AUTOUR DE BAYONNE EN 1855.
Vers le milieu du 19ème siècle, la traversée des Landes pour rejoindre le Pays Basque est une véritable expédition.
Voici ce que rapporta à ce sujet la Gazette nationale ou le Moniteur universel, dans son édition
du 20 mai 1855 :
"Autour de Bayonne.
Les Landes. — la Route d‘Espagne. Biarritz. — Les Basques.

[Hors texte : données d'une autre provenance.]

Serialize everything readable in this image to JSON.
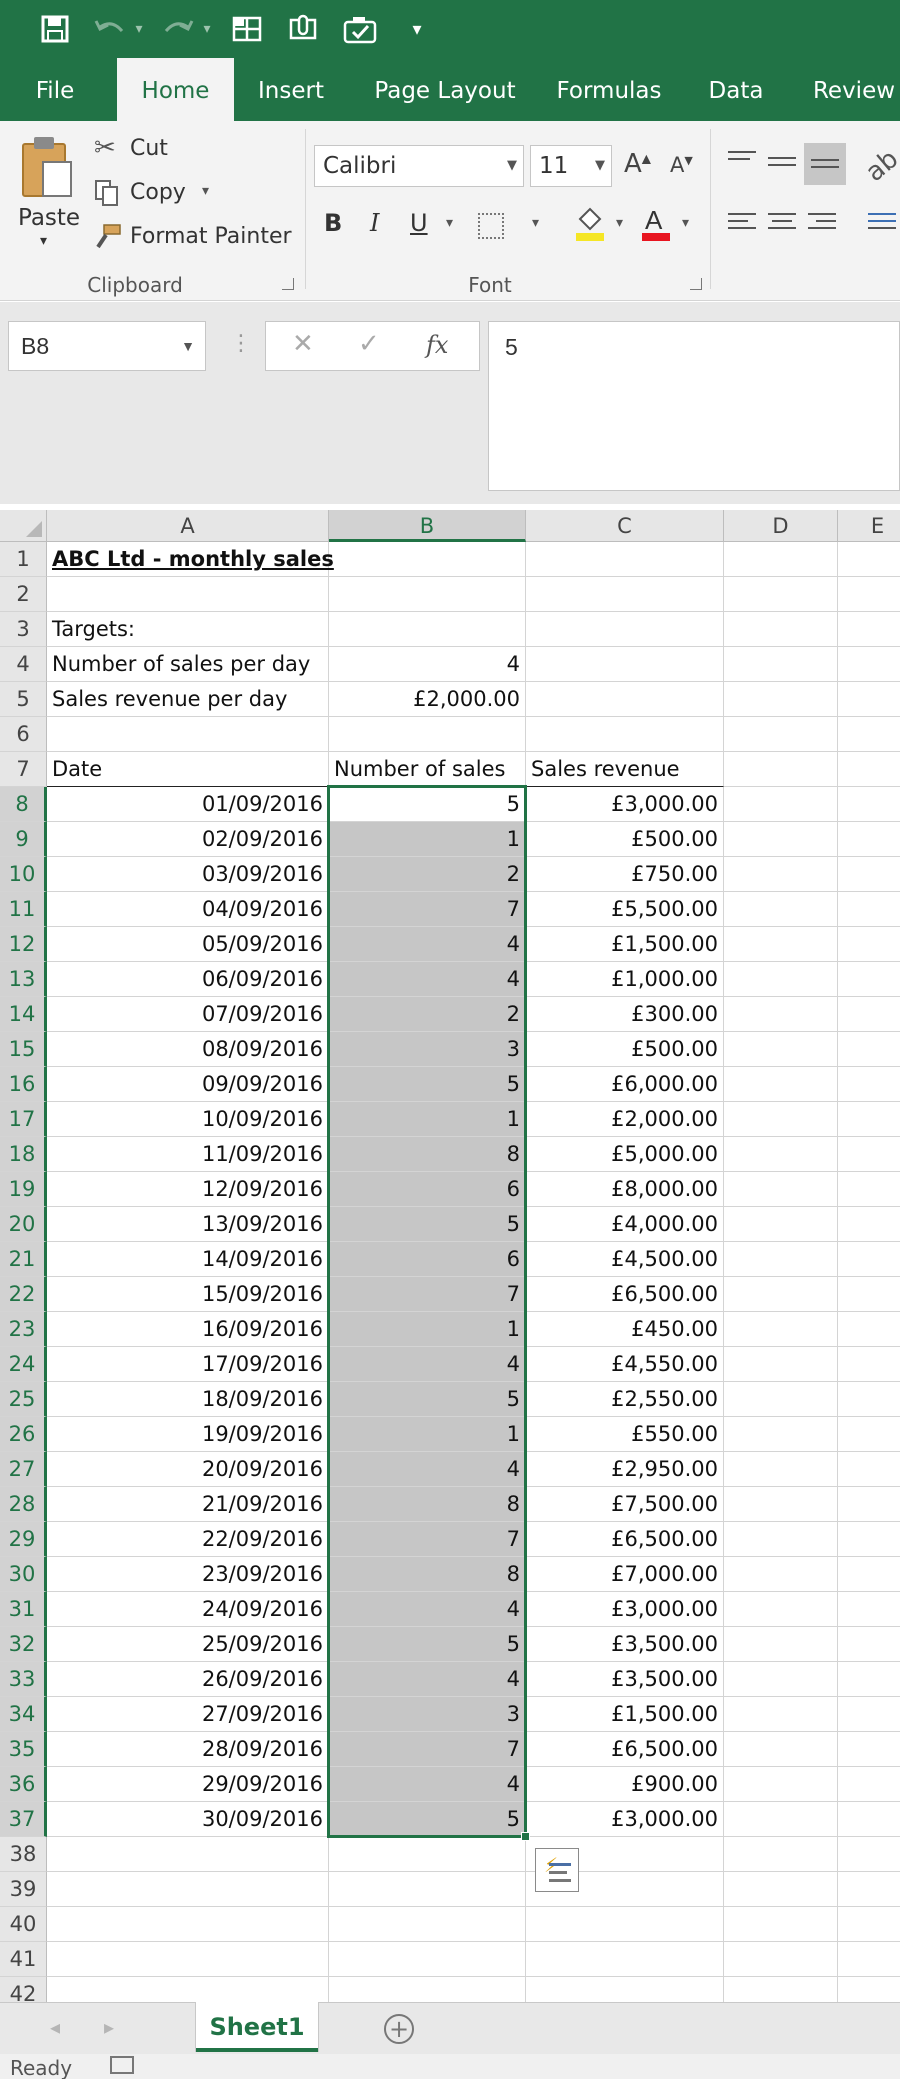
{
  "qat": {
    "icons": [
      "save-icon",
      "undo-icon",
      "redo-icon",
      "table-icon",
      "touch-mode-icon",
      "check-camera-icon",
      "customize-icon"
    ]
  },
  "tabs": [
    "File",
    "Home",
    "Insert",
    "Page Layout",
    "Formulas",
    "Data",
    "Review"
  ],
  "active_tab": "Home",
  "ribbon": {
    "clipboard": {
      "paste": "Paste",
      "cut": "Cut",
      "copy": "Copy",
      "format_painter": "Format Painter",
      "group_label": "Clipboard"
    },
    "font": {
      "name": "Calibri",
      "size": "11",
      "bold": "B",
      "italic": "I",
      "underline": "U",
      "group_label": "Font"
    }
  },
  "formula_bar": {
    "name_box": "B8",
    "value": "5"
  },
  "columns": [
    "A",
    "B",
    "C",
    "D",
    "E"
  ],
  "selected_column": "B",
  "rows_visible": [
    "1",
    "2",
    "3",
    "4",
    "5",
    "6",
    "7",
    "8",
    "9",
    "10",
    "11",
    "12",
    "13",
    "14",
    "15",
    "16",
    "17",
    "18",
    "19",
    "20",
    "21",
    "22",
    "23",
    "24",
    "25",
    "26",
    "27",
    "28",
    "29",
    "30",
    "31",
    "32",
    "33",
    "34",
    "35",
    "36",
    "37",
    "38",
    "39",
    "40",
    "41",
    "42"
  ],
  "sheet": {
    "title": "ABC Ltd - monthly sales",
    "targets_label": "Targets:",
    "target_sales_label": "Number of sales per day",
    "target_sales_value": "4",
    "target_revenue_label": "Sales revenue per day",
    "target_revenue_value": "£2,000.00",
    "headers": [
      "Date",
      "Number of sales",
      "Sales revenue"
    ],
    "rows": [
      [
        "01/09/2016",
        "5",
        "£3,000.00"
      ],
      [
        "02/09/2016",
        "1",
        "£500.00"
      ],
      [
        "03/09/2016",
        "2",
        "£750.00"
      ],
      [
        "04/09/2016",
        "7",
        "£5,500.00"
      ],
      [
        "05/09/2016",
        "4",
        "£1,500.00"
      ],
      [
        "06/09/2016",
        "4",
        "£1,000.00"
      ],
      [
        "07/09/2016",
        "2",
        "£300.00"
      ],
      [
        "08/09/2016",
        "3",
        "£500.00"
      ],
      [
        "09/09/2016",
        "5",
        "£6,000.00"
      ],
      [
        "10/09/2016",
        "1",
        "£2,000.00"
      ],
      [
        "11/09/2016",
        "8",
        "£5,000.00"
      ],
      [
        "12/09/2016",
        "6",
        "£8,000.00"
      ],
      [
        "13/09/2016",
        "5",
        "£4,000.00"
      ],
      [
        "14/09/2016",
        "6",
        "£4,500.00"
      ],
      [
        "15/09/2016",
        "7",
        "£6,500.00"
      ],
      [
        "16/09/2016",
        "1",
        "£450.00"
      ],
      [
        "17/09/2016",
        "4",
        "£4,550.00"
      ],
      [
        "18/09/2016",
        "5",
        "£2,550.00"
      ],
      [
        "19/09/2016",
        "1",
        "£550.00"
      ],
      [
        "20/09/2016",
        "4",
        "£2,950.00"
      ],
      [
        "21/09/2016",
        "8",
        "£7,500.00"
      ],
      [
        "22/09/2016",
        "7",
        "£6,500.00"
      ],
      [
        "23/09/2016",
        "8",
        "£7,000.00"
      ],
      [
        "24/09/2016",
        "4",
        "£3,000.00"
      ],
      [
        "25/09/2016",
        "5",
        "£3,500.00"
      ],
      [
        "26/09/2016",
        "4",
        "£3,500.00"
      ],
      [
        "27/09/2016",
        "3",
        "£1,500.00"
      ],
      [
        "28/09/2016",
        "7",
        "£6,500.00"
      ],
      [
        "29/09/2016",
        "4",
        "£900.00"
      ],
      [
        "30/09/2016",
        "5",
        "£3,000.00"
      ]
    ]
  },
  "sheet_tabs": [
    "Sheet1"
  ],
  "status": "Ready",
  "colors": {
    "accent": "#217346",
    "highlight": "#c6c6c6"
  }
}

L’indiscrète curiosité, cette ardeur vers l'inconnu qui dévore tous les esprits, jette le touriste sur le chemin des Landes de Gascogne. Il quitte, vers le milieu de son parcours, la voie de fer qui unit Bordeaux à la Teste, et le voilà résolument lancé, le sac au dos, le bâton à la main, à travers ces vastes solitudes. Son pas est joyeux ; son regard parcourt avec bonheur ces horizons dont rien n’interrompt les grandes lignes ; il se croit le premier qui ait foulé cette terre où ne pavait nulle trace humaine ; il se complaît à s’y voir seul, à n'entendre que lui dans le silence solennel de ce Sahara. Cette promenade est une découverte, ces steppes désolées lui semblent une conquête faite au profit de la science, de l'industrie, de la civilisation.
Il va pas à pas, étudiant avec bonheur chaque brin d’herbe, chaque fétu de bruyère ; ramassant le moindre caillou ; recueillant, comme une trouvaille, le plus petit insecte ; regrettant de n’être ni botaniste, ni géologue, ni naturaliste, de ne pouvoir rassembler des éléments pour une histoire, sans doute absente, des plantes, des minéraux et des bêtes de ce pays.

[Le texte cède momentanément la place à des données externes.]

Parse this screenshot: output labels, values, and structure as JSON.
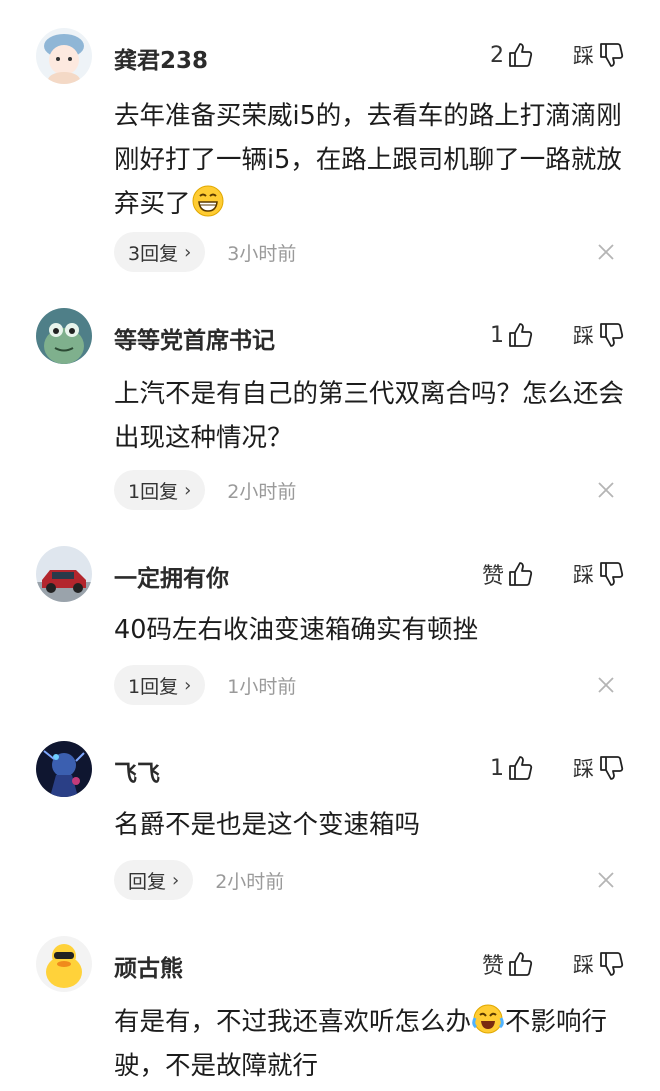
{
  "comments": [
    {
      "username": "龚君238",
      "like_count": "2",
      "dislike_label": "踩",
      "text": "去年准备买荣威i5的，去看车的路上打滴滴刚刚好打了一辆i5，在路上跟司机聊了一路就放弃买了",
      "emoji": "grin-emoji",
      "reply_label": "3回复",
      "time": "3小时前",
      "avatar": "cartoon-girl-avatar"
    },
    {
      "username": "等等党首席书记",
      "like_count": "1",
      "dislike_label": "踩",
      "text": "上汽不是有自己的第三代双离合吗？怎么还会出现这种情况？",
      "reply_label": "1回复",
      "time": "2小时前",
      "avatar": "green-frog-avatar"
    },
    {
      "username": "一定拥有你",
      "like_count": "赞",
      "dislike_label": "踩",
      "text": "40码左右收油变速箱确实有顿挫",
      "reply_label": "1回复",
      "time": "1小时前",
      "avatar": "red-suv-avatar"
    },
    {
      "username": "飞飞",
      "like_count": "1",
      "dislike_label": "踩",
      "text": "名爵不是也是这个变速箱吗",
      "reply_label": "回复",
      "time": "2小时前",
      "avatar": "blue-warrior-avatar"
    },
    {
      "username": "顽古熊",
      "like_count": "赞",
      "dislike_label": "踩",
      "text_before_emoji": "有是有，不过我还喜欢听怎么办",
      "text_after_emoji": "不影响行驶，不是故障就行",
      "emoji": "laugh-tears-emoji",
      "avatar": "yellow-duck-avatar"
    }
  ]
}
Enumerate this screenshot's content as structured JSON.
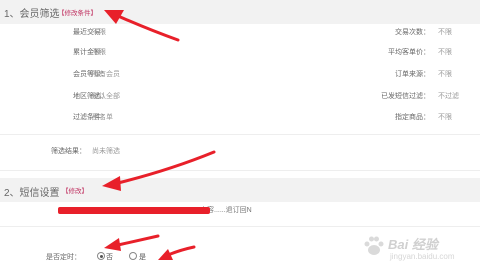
{
  "section1": {
    "title": "1、会员筛选",
    "edit_label": "【修改条件】"
  },
  "filters": {
    "left": [
      {
        "label": "最近交易：",
        "value": "不限"
      },
      {
        "label": "累计金额：",
        "value": "不限"
      },
      {
        "label": "会员等级：",
        "value": "所有会员"
      },
      {
        "label": "地区筛选：",
        "value": "默认全部"
      },
      {
        "label": "过滤条件：",
        "value": "黑名单"
      }
    ],
    "right": [
      {
        "label": "交易次数：",
        "value": "不限"
      },
      {
        "label": "平均客单价：",
        "value": "不限"
      },
      {
        "label": "订单来源：",
        "value": "不限"
      },
      {
        "label": "已发短信过滤：",
        "value": "不过滤"
      },
      {
        "label": "指定商品：",
        "value": "不限"
      }
    ],
    "result": {
      "label": "筛选结果：",
      "value": "尚未筛选"
    }
  },
  "section2": {
    "title": "2、短信设置",
    "edit_label": "【修改】",
    "sms_text": "内容......退订回N"
  },
  "schedule": {
    "label": "是否定时：",
    "options": [
      {
        "label": "否",
        "checked": true
      },
      {
        "label": "是",
        "checked": false
      }
    ]
  },
  "watermark": {
    "text": "Bai 经验",
    "sub": "jingyan.baidu.com"
  },
  "colors": {
    "accent_red": "#e8202a",
    "edit_link": "#c03060",
    "header_bg": "#f2f2f2"
  }
}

Il passe ainsi, dans les joies de l’inventeur, perdant son temps comme le lièvre de la fable, la moitié d’une belle journée ; et, quand le soir approche, il est encore loin de sa première étape.
Il s’aperçoit alors que la route est longue, que la marche est pénible sur ces chemins à peine frayés, au milieu de ces bruyères éternelles qui végètent dans le sable, sur ce terrain mouvant qu'une armée foulerait sans y laisser sa trace.
LANDES D'ANTAN |
Et la seconde journée ressemble à la première ; la fatigue va succéder à la curiosité désormais sans aliment, l'ennui escorte cette marche monotone ; la parole est un don inutile sur cette terre maudite, où parait, de lieue en lieue, un être à demi sauvage, vêtu de peaux de bêtes, qui regarde d'un air abruti et répond, dans une langue inconnue, à des questions qu'il ne comprend pas.

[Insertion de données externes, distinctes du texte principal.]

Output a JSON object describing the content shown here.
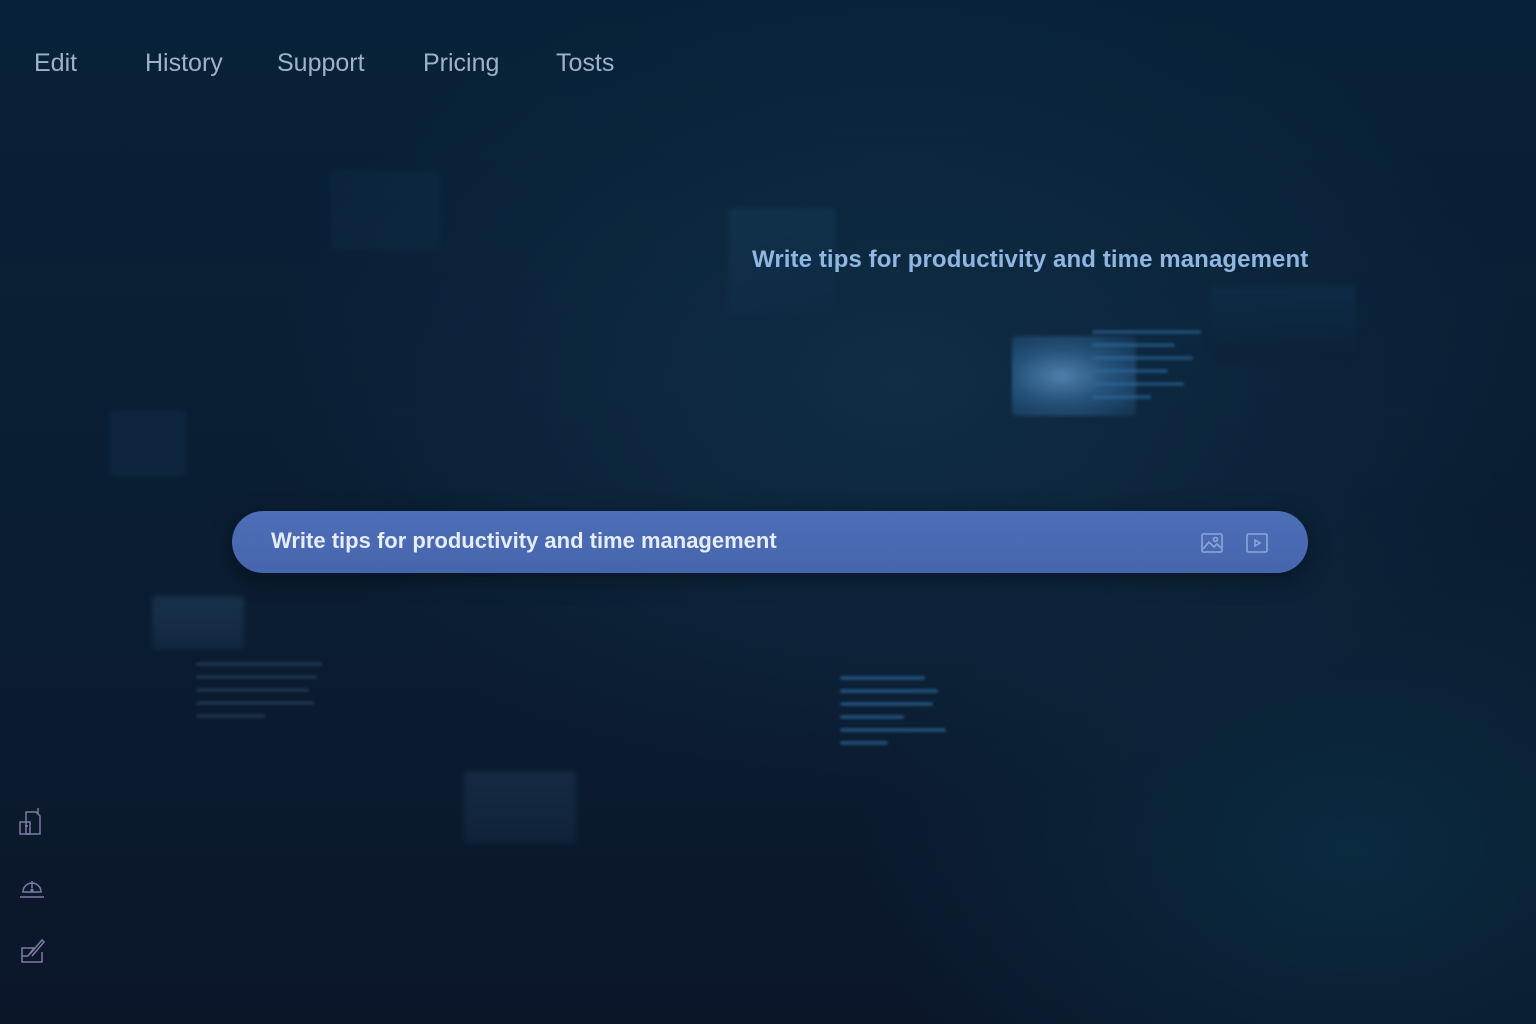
{
  "nav": {
    "items": [
      {
        "label": "Edit"
      },
      {
        "label": "History"
      },
      {
        "label": "Support"
      },
      {
        "label": "Pricing"
      },
      {
        "label": "Tosts"
      }
    ]
  },
  "headline": {
    "text": "Write tips for productivity and time management"
  },
  "prompt": {
    "text": "Write tips for productivity and time management",
    "actions": [
      {
        "icon": "image-icon"
      },
      {
        "icon": "video-icon"
      }
    ]
  },
  "sidebar": {
    "tools": [
      {
        "icon": "document-upload-icon"
      },
      {
        "icon": "alert-icon"
      },
      {
        "icon": "edit-icon"
      }
    ]
  },
  "colors": {
    "background": "#0a1e33",
    "nav_text": "#9db3c9",
    "headline": "#8fb7e2",
    "prompt_bar": "#4a6ab2",
    "prompt_text": "#e6ecf8",
    "rail_icon": "#7e7aa5"
  }
}
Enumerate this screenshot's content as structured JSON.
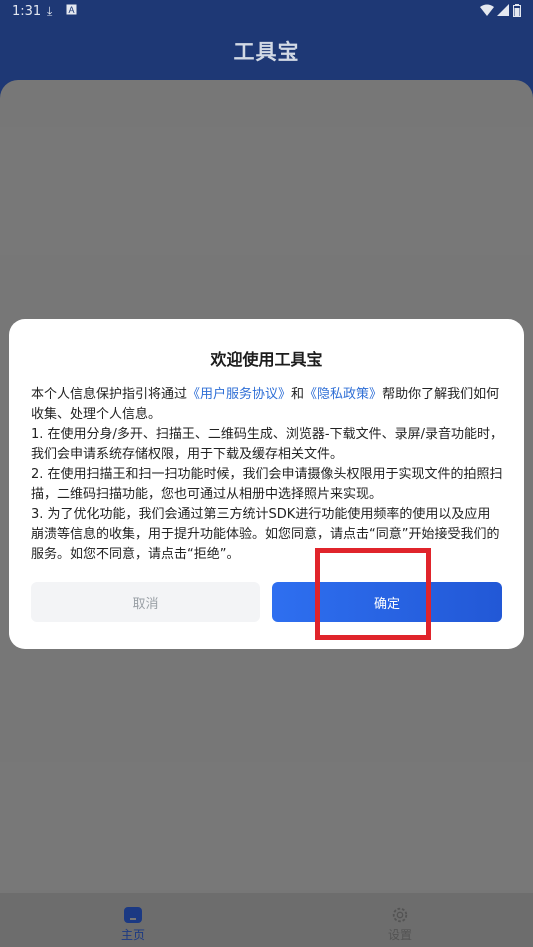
{
  "status_bar": {
    "time": "1:31",
    "icons": [
      "download-icon",
      "a-badge-icon",
      "wifi-icon",
      "signal-icon",
      "battery-icon"
    ]
  },
  "app": {
    "title": "工具宝",
    "nav": {
      "home_label": "主页",
      "settings_label": "设置"
    }
  },
  "dialog": {
    "title": "欢迎使用工具宝",
    "intro_prefix": "本个人信息保护指引将通过",
    "user_agreement_link": "《用户服务协议》",
    "and_text": "和",
    "privacy_link": "《隐私政策》",
    "intro_suffix": "帮助你了解我们如何收集、处理个人信息。",
    "items": [
      "1. 在使用分身/多开、扫描王、二维码生成、浏览器-下载文件、录屏/录音功能时，我们会申请系统存储权限，用于下载及缓存相关文件。",
      "2. 在使用扫描王和扫一扫功能时候，我们会申请摄像头权限用于实现文件的拍照扫描，二维码扫描功能，您也可通过从相册中选择照片来实现。",
      "3. 为了优化功能，我们会通过第三方统计SDK进行功能使用频率的使用以及应用崩溃等信息的收集，用于提升功能体验。如您同意，请点击“同意”开始接受我们的服务。如您不同意，请点击“拒绝”。"
    ],
    "cancel_label": "取消",
    "confirm_label": "确定"
  },
  "colors": {
    "header_bg": "#1f3a78",
    "link": "#2f6fd6",
    "confirm_btn": "#2e6ff0",
    "highlight": "#e0242b"
  }
}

Aux landes, aux steppes succède la forêt de sapins ; à la voix mélancolique de la brise qui siffle dans les bruyères, le mugissement sinistre et sans fin, le murmure de colère du vent dans les cimes. A travers ces grandes tiges dénudées, innombrables colonnes alignées qui supportent un vélum d'un vert sombre, le jour se perd et disparaît au loin. Une seule trace apprend au voyageur qu'il est venu la des êtres humains, c’est une longue saignée faite aux troncs des arbres et par laquelle pleure la résine ; un seul bruit interrompt ce concert de mugissements, c’est le bruit étrange, vibrant, métallique que rend le sapin sous la hachette du résinier. Cet homme est là, animal parasite, qui vit, six mois de l’an, bûché sur sa perche à échelons, accroché à ces arbres ; être moins intelligent encore que le pivert, qui, lorsqu'il creuse son nid dans l’écorce du chêne, s’en va voir, à chaque coup, de l’autre côté, si l'arbre n’a pas été transpercé.